Washington has asked for help from Pyongyang's ally Beijing to rein the North's cyber activities, so "monkeying" around with Internet services linked to China would not make much sense, he told AFP.
It was also a pretty unsophisticated attack, if it was an attack, said Doug Madory, director of Internet Analysis with Dyn Research, the US monitoring company which broke the story of Pyongyang's Internet problems.
"We don't have direct evidence of some kind of cyber attack, but it would be consistent with that," he told AFP. Given the low-level of sophistication "the cast of characters that could have pulled this off is immense." "If a nation state such as the US wanted to take North Korea off, I'm not sure it would have taken them 12 hours." For its part, the Obama administration is dodging questions and refusing to publicly outline any measures it takes against Pyongyang.
So is China the main suspect?
It's certainly near the top of the list. North Korea only has connections to four Internet networks and they all run through China, operated by a single provider, China Unicom.
"That's a fragile state of affairs," said Jim Cowie, chief scientist with Dyn Research.
China has been increasingly frustrated by the erratic behaviour of North Korea's new young leader, Kim Jong-Un.
Simply pulling the plug on its Internet would send a strong signal of its displeasure, while at the same time shoring up ties with the United States which has indicted five Chinese military officers for hacking into US companies to steal trade secrets.
On the other hand, simply pulling a plug would not have caused the "hours and hours" of instability in the networks, which first alerted Dyn Research to the problem.
Could the outage be an internal North Korean issue?
CSIS analyst Lewis believes the top scenario is the North Koreans either "inadvertently doing this, or more likely combing through their networks" to figure out how the US traced them to the Sony attack.
"The pattern of up-and-down connectivity, followed by a total outage, is consistent with a fragile network under external attack," said Cowie.
"But it's also consistent with more common causes, such as power problems," he argued, pointing to such things as breaks in fiberoptic cables.
What about hacktivist groups such as Anonymous?
"It's entirely possible that there is a joker out there," said Madory, adding that what appears to have happened was that the North Korean networks came under some kind of "duress", began struggling to stay up and then eventually just caved in.
Supporting this theory is the fact that North Korea has been targeted by Anonymous in the past.
Have nations carried out other cyber attacks against countries?
Yes. North Korea is believed to have carried out five cyber attacks on South Korea, according to Lewis.
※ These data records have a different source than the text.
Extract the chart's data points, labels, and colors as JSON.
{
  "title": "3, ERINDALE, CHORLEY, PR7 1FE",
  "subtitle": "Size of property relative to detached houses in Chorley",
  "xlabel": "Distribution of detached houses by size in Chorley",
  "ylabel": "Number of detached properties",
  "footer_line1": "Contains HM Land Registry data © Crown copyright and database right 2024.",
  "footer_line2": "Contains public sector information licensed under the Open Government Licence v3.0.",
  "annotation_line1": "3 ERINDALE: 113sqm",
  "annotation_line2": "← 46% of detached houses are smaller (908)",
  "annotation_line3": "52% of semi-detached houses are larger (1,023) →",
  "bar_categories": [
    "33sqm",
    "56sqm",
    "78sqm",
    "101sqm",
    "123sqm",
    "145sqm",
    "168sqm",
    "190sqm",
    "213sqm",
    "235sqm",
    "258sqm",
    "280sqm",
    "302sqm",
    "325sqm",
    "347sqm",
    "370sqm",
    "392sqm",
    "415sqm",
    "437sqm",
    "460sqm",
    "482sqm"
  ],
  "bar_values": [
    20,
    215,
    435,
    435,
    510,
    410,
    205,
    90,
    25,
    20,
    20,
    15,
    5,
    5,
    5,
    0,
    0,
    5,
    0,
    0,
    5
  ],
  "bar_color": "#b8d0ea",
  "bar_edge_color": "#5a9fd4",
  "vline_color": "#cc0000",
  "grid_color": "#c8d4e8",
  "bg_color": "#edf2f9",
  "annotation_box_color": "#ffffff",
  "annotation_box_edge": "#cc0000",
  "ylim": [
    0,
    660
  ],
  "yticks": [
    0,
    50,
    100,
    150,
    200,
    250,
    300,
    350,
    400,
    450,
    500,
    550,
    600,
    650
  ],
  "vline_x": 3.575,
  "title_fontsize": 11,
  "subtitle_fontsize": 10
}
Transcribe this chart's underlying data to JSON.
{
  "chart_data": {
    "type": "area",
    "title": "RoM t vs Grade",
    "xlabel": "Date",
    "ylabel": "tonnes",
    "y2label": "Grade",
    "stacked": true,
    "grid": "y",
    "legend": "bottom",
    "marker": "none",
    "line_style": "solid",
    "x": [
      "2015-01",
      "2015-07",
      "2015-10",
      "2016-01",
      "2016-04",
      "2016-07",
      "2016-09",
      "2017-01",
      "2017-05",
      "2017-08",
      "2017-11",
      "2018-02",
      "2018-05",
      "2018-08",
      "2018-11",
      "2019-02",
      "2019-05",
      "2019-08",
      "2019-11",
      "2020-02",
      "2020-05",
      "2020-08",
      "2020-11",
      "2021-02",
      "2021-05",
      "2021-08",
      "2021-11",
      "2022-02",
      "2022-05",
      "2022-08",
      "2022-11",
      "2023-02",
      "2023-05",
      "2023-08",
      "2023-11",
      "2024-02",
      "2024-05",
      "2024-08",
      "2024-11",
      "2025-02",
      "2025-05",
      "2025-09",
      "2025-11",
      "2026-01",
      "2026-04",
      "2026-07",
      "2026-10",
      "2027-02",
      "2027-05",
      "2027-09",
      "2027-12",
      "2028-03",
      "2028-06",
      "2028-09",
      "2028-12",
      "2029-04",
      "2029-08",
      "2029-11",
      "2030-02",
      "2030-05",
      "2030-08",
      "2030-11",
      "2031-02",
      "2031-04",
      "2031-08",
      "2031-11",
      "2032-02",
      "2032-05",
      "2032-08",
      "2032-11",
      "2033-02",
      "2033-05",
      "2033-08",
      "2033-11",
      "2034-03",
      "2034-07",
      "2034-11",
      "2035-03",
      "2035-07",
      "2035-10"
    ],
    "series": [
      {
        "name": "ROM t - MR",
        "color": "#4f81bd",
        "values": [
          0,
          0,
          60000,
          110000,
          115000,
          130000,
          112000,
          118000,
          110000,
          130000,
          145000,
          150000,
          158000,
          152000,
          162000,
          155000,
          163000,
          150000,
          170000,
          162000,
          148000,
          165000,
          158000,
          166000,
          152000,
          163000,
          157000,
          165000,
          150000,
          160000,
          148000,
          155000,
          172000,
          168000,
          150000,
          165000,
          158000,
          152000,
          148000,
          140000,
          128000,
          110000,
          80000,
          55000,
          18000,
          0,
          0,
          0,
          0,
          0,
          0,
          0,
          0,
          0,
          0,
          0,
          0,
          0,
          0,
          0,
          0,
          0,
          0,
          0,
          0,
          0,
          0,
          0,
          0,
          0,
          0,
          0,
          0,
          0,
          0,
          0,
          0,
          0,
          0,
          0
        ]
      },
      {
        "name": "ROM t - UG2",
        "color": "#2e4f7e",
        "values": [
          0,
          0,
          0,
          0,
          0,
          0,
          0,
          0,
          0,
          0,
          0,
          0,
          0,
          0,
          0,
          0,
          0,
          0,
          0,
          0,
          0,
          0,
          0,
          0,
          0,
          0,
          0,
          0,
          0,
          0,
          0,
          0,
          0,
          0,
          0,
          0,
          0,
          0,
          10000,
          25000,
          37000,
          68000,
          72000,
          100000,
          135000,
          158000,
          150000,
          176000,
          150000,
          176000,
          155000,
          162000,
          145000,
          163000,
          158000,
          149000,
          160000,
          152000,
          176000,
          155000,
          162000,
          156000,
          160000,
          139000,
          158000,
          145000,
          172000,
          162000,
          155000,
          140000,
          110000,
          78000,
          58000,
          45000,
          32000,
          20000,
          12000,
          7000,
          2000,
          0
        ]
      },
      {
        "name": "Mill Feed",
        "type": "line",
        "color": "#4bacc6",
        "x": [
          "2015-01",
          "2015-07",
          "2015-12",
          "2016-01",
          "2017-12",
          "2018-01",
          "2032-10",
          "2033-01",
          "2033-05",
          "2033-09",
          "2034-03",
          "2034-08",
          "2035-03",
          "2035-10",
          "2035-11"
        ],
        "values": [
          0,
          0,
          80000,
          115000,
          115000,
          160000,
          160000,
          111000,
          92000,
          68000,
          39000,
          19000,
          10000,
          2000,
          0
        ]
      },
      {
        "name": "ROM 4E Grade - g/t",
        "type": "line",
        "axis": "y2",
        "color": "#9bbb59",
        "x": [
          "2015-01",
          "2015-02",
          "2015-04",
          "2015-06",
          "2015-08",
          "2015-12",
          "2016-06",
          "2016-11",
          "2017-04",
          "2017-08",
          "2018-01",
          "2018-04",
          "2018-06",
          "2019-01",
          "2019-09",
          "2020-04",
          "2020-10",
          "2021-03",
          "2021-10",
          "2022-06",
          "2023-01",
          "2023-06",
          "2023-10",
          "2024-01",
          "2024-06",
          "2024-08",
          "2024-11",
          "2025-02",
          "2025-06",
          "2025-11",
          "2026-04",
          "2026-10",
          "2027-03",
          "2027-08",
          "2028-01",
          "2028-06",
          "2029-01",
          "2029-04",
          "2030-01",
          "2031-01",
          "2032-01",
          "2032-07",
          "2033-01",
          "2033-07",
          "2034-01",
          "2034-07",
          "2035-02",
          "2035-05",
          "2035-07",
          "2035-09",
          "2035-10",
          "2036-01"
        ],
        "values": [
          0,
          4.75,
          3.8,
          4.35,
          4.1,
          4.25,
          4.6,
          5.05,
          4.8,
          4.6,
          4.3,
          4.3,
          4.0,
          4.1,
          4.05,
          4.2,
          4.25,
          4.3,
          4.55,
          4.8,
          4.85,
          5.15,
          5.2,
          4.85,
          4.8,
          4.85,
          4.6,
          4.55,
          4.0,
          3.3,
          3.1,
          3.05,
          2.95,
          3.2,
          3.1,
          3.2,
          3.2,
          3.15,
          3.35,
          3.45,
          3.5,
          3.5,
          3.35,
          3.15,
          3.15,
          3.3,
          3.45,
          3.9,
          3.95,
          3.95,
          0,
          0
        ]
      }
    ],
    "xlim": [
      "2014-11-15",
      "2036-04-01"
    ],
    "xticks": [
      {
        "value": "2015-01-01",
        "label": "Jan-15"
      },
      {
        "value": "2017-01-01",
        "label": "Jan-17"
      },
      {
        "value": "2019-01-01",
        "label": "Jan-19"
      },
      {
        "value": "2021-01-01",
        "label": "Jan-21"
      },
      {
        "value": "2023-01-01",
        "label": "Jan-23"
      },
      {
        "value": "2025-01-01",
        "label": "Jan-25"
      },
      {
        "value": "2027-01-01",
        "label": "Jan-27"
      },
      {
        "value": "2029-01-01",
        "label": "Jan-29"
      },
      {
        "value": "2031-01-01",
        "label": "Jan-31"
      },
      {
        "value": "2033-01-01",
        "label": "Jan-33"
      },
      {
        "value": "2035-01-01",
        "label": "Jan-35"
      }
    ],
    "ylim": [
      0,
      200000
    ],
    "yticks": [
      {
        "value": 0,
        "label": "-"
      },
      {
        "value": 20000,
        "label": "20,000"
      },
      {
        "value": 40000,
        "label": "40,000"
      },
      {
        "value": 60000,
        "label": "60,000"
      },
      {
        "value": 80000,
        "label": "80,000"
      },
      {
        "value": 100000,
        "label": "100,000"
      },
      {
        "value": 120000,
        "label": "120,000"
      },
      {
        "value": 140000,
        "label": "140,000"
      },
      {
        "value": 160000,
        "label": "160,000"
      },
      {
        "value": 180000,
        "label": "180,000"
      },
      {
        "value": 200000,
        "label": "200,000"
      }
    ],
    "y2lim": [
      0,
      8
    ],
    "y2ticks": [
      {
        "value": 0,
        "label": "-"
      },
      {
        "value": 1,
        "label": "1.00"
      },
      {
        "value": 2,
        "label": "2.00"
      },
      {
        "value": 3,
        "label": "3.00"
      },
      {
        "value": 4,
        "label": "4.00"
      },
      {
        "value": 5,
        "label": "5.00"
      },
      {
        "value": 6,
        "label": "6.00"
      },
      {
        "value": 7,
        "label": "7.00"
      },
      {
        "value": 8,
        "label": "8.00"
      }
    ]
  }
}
The Stuxnet malware programme, widely thought to have been developed by the US and Israel around 2009, was a computer worm reportedly designed to sabotage Iran's efforts to make a nuclear bomb.
At least seven countries are believed to have carried out cyber attacks: Britain, China, Israel, Iran, North Korea, Russia and the United States, Lewis said. About another dozen countries are reportedly trying to develop cyberattack capabilities.
Where does international law stand?
An international legal framework on cyber warfare is currently being negotiated through the UN First Committee, which deals with disarmament and threats to international peace.
"There's an agreement that international law applies, but there's recognition that there are gray areas," said Lewis. The use of force is prohibited for example, "but how about the erasure of data?" Ironically, the Sony affair could help the negotiators by providing data to guide the discussions.
Madory argued, however, that if the United States is not involved it should come out and say so, and similarly China Unicom could share its data in a bid to solve the mystery.